The Sinking of the R.M.S. Leinster
 

People on board

John Folan

FOLAN, John

John Folan was born in Galway on the 31st of May 1895 to Michael Folan and Anne Carrick. He was the eldest of their seven children, three of whom died in infancy. Michael Folan was Mate on the SS Dun Aengus out of Galway, run by the Galway Bay Steamboat Co and serving the Aran Islands and Ballyvaughan in Co Clare. He had been with the company since his teens, working his way up from Deckhand. The family lived in Flood Street in Galway city and then in Courthouse Lane before finally moving to Quay Street.

John Folan first signed up with the Royal Naval Reserve in June 1914 and did his preliminary training on HMS Irresistible. He subsequently served on five more ships with his reports for Conduct always being V.G. and his Ability being Satisfactory and then Superior. In an interview with the Cork Constitution in 1918 he claimed he had been four times on torpedoed ships though only one appeared on his record, the Brumair in 1917.
Returning to Liverpool from leave in Galway in October 1918 he travelled on RMS Leinster on the 10th in the company of Martin Langley from Galway who was also in the Naval Reserve. John Folan survived the sinking, though Langley did not, and gave a detailed interview to the Cork Constitution, published on the 12th, and again to the Connacht Tribune when he returned to Galway.

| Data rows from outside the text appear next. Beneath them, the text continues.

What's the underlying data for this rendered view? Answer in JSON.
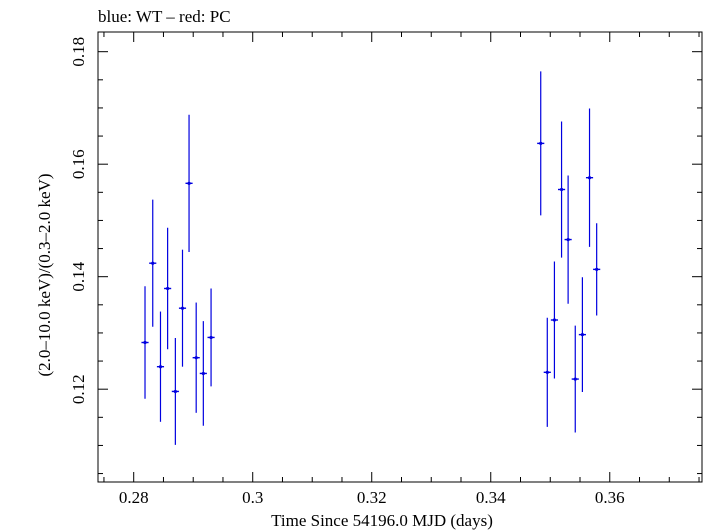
{
  "chart_data": {
    "type": "scatter",
    "title": "blue: WT – red: PC",
    "xlabel": "Time Since 54196.0 MJD (days)",
    "ylabel": "(2.0–10.0 keV)/(0.3–2.0 keV)",
    "xlim": [
      0.274,
      0.3755
    ],
    "ylim": [
      0.1035,
      0.1835
    ],
    "x_ticks": [
      0.28,
      0.3,
      0.32,
      0.34,
      0.36
    ],
    "x_tick_labels": [
      "0.28",
      "0.3",
      "0.32",
      "0.34",
      "0.36"
    ],
    "y_ticks": [
      0.12,
      0.14,
      0.16,
      0.18
    ],
    "y_tick_labels": [
      "0.12",
      "0.14",
      "0.16",
      "0.18"
    ],
    "grid": false,
    "legend": "none",
    "colors": {
      "WT": "#0000e0",
      "axis": "#000000"
    },
    "series": [
      {
        "name": "WT",
        "color": "#0000e0",
        "x_err": 0.0006,
        "points": [
          {
            "x": 0.2819,
            "y": 0.1283,
            "yerr": 0.01
          },
          {
            "x": 0.2832,
            "y": 0.1424,
            "yerr": 0.0113
          },
          {
            "x": 0.2845,
            "y": 0.124,
            "yerr": 0.0098
          },
          {
            "x": 0.2857,
            "y": 0.1379,
            "yerr": 0.0108
          },
          {
            "x": 0.287,
            "y": 0.1196,
            "yerr": 0.0095
          },
          {
            "x": 0.2882,
            "y": 0.1344,
            "yerr": 0.0104
          },
          {
            "x": 0.2893,
            "y": 0.1566,
            "yerr": 0.0122
          },
          {
            "x": 0.2905,
            "y": 0.1256,
            "yerr": 0.0098
          },
          {
            "x": 0.2917,
            "y": 0.1228,
            "yerr": 0.0093
          },
          {
            "x": 0.293,
            "y": 0.1292,
            "yerr": 0.0087
          },
          {
            "x": 0.3484,
            "y": 0.1637,
            "yerr": 0.0128
          },
          {
            "x": 0.3495,
            "y": 0.123,
            "yerr": 0.0097
          },
          {
            "x": 0.3507,
            "y": 0.1323,
            "yerr": 0.0104
          },
          {
            "x": 0.3519,
            "y": 0.1555,
            "yerr": 0.0121
          },
          {
            "x": 0.353,
            "y": 0.1466,
            "yerr": 0.0114
          },
          {
            "x": 0.3542,
            "y": 0.1218,
            "yerr": 0.0095
          },
          {
            "x": 0.3554,
            "y": 0.1297,
            "yerr": 0.0102
          },
          {
            "x": 0.3566,
            "y": 0.1576,
            "yerr": 0.0123
          },
          {
            "x": 0.3578,
            "y": 0.1413,
            "yerr": 0.0082
          }
        ]
      }
    ]
  }
}
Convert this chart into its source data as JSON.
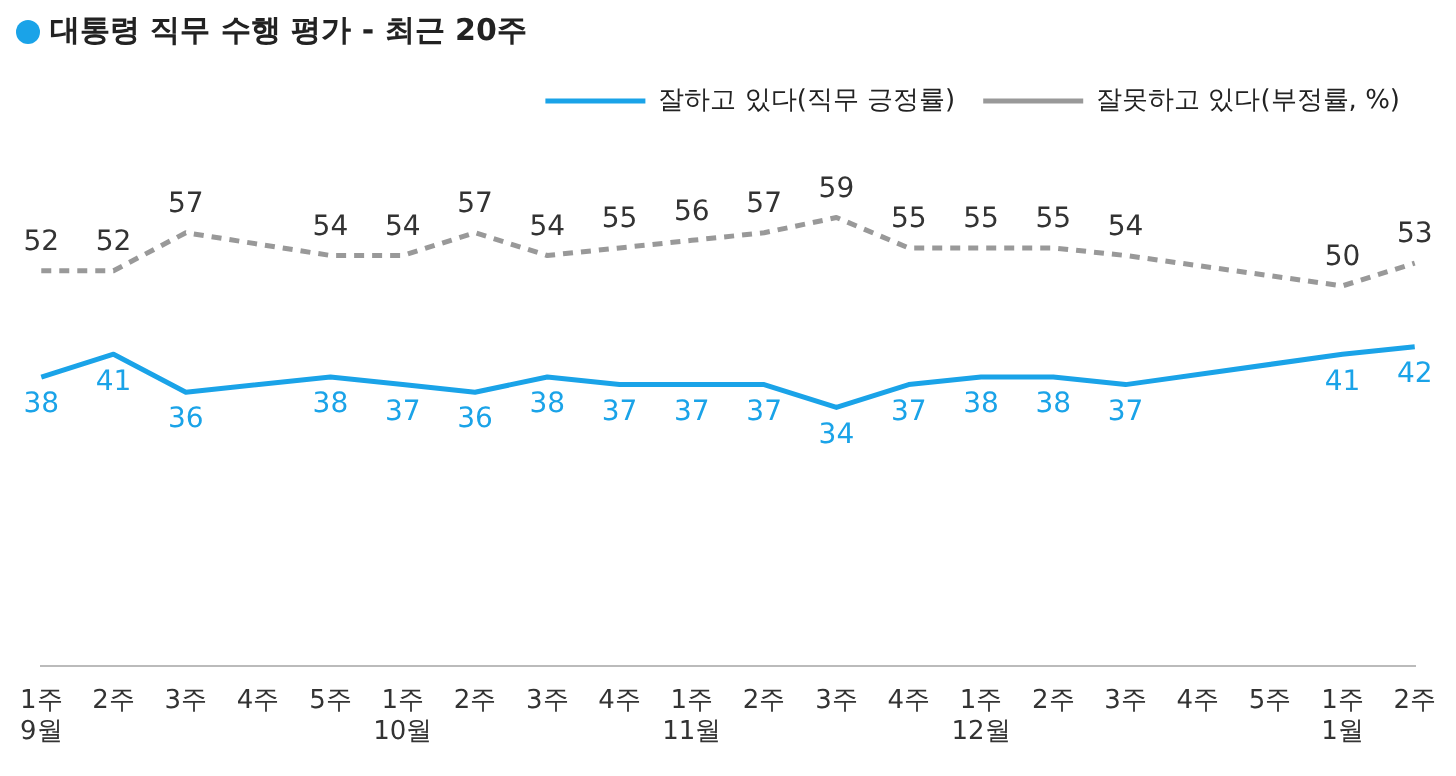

He described how a woman handed him a baby which he passed to a man in a crowded lifeboat but the woman had disappeared when he looked back. The second torpedo and explosion caused many people to be thrown into the water. John Folan jumped into the water and clung on to a raft. There were eight men on the raft initially but only Folan and three others were able to cling on until they were picked up after more than two hours. He said they were very well treated, with dry clothes and hot drinks and well looked after in Dublin.

His experiences on the Leinster were not mentioned in his records and he went on to serve on HMS President 111. He was demobilised at Liverpool in January 1919.